First up will be a facelift for the BMW i3, which will be arriving in the second half of this year – the update will bring about revised design, while the battery capacity is said to have been increased by 50% over the current car. This could mean that the all-electric model could travel up to 200 km, up from the 130 km range of the existing i3.

Krueger also confirmed that the long-awaited BMW i8 Spyder will finally arrive in 2018 – the topless variant of the hybrid sports car was previewed by a concept that debuted at Auto China 2012 in Beijing; an updated version with gesture control and a 21-inch panoramic display was shown at CES 2016 as the BMW i Vision Future Interaction. Elsewhere, a MINI plug-in hybrid model will be introduced “in the coming years.”


After that will be an all-new BMW i model, which will be launched at the beginning of the next decade. To be called the iNEXT, the car will bring “new forms of automated driving and digital connectivity together with a new generation of electric mobility, lightweight construction and trailblazing interior design,” BMW claims.

This could mean that that the iNEXT will be the company’s first fully autonomous car, in line with reports that BMW will field self-driving cars into production by the end of the decade. This is part of the company’s Project i 2.0 strategy that will push high-definition digital maps, sensor technology, cloud technology and artificial intelligence forward in the pursuit of autonomous driving.

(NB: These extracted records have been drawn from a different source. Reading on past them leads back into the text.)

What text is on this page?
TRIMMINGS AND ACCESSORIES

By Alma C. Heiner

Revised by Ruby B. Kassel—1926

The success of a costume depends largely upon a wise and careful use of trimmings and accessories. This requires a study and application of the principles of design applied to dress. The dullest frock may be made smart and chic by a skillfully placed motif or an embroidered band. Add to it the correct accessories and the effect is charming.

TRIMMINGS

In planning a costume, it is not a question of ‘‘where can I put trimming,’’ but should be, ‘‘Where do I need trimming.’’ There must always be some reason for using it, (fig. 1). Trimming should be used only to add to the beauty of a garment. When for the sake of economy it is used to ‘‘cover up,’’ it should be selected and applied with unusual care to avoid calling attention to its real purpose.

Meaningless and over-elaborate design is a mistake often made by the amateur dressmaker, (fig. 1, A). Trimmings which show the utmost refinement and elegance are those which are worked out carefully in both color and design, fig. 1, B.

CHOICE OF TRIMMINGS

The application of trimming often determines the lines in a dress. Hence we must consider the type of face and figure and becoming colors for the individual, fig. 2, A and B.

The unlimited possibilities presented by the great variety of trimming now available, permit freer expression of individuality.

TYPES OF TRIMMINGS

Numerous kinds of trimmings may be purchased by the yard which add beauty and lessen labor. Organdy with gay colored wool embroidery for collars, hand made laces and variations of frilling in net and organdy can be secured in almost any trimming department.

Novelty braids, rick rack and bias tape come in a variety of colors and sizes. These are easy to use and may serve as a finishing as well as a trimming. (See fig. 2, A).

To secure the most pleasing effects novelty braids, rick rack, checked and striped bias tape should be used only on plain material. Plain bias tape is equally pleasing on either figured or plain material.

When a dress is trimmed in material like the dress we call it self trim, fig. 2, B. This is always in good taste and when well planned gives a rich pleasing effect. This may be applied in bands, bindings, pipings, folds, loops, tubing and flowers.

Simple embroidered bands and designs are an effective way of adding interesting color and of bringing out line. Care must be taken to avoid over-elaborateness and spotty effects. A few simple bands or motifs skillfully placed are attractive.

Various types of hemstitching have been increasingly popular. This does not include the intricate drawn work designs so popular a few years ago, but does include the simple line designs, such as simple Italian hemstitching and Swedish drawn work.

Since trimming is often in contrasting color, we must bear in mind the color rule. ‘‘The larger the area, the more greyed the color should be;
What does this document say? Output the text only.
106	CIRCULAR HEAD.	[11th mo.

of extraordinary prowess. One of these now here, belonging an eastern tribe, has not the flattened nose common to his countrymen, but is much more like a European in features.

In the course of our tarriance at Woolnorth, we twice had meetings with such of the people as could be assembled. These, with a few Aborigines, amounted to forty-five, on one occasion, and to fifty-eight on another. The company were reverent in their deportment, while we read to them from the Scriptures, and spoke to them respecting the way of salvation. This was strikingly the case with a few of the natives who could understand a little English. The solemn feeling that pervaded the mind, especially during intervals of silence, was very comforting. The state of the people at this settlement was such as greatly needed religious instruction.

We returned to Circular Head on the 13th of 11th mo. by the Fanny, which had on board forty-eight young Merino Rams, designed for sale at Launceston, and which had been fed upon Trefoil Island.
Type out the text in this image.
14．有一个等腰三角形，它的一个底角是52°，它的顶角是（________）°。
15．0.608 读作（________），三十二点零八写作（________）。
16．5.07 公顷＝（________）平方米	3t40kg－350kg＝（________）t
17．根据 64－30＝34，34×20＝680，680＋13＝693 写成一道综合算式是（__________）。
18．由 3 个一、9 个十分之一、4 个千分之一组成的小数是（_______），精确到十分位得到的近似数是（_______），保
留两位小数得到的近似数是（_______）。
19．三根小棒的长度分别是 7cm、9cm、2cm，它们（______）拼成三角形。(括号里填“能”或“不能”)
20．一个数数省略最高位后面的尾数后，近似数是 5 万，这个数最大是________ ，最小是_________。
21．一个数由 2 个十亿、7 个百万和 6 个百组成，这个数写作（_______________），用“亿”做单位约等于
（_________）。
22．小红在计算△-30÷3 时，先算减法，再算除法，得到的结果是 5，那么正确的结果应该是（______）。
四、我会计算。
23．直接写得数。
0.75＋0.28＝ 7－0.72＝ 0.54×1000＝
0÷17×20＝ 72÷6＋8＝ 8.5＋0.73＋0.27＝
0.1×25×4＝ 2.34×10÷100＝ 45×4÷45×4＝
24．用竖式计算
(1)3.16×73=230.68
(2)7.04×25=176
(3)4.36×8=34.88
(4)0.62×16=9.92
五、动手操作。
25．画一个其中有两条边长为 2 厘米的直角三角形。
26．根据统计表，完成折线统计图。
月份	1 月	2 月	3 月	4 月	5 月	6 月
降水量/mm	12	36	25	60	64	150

It’s not just hybrid and electric cars that BMW will focus on, as Krueger reiterated the company’s commitment to traditional internal combustion engine technology. To that end, Krueger stated that the brand will be expanding the M range of high-performance cars further beyond the M3, M4, M5 and M6 core models, citing the new M2 as an example. A similar expansion is also slated for the halfway house M Performance range.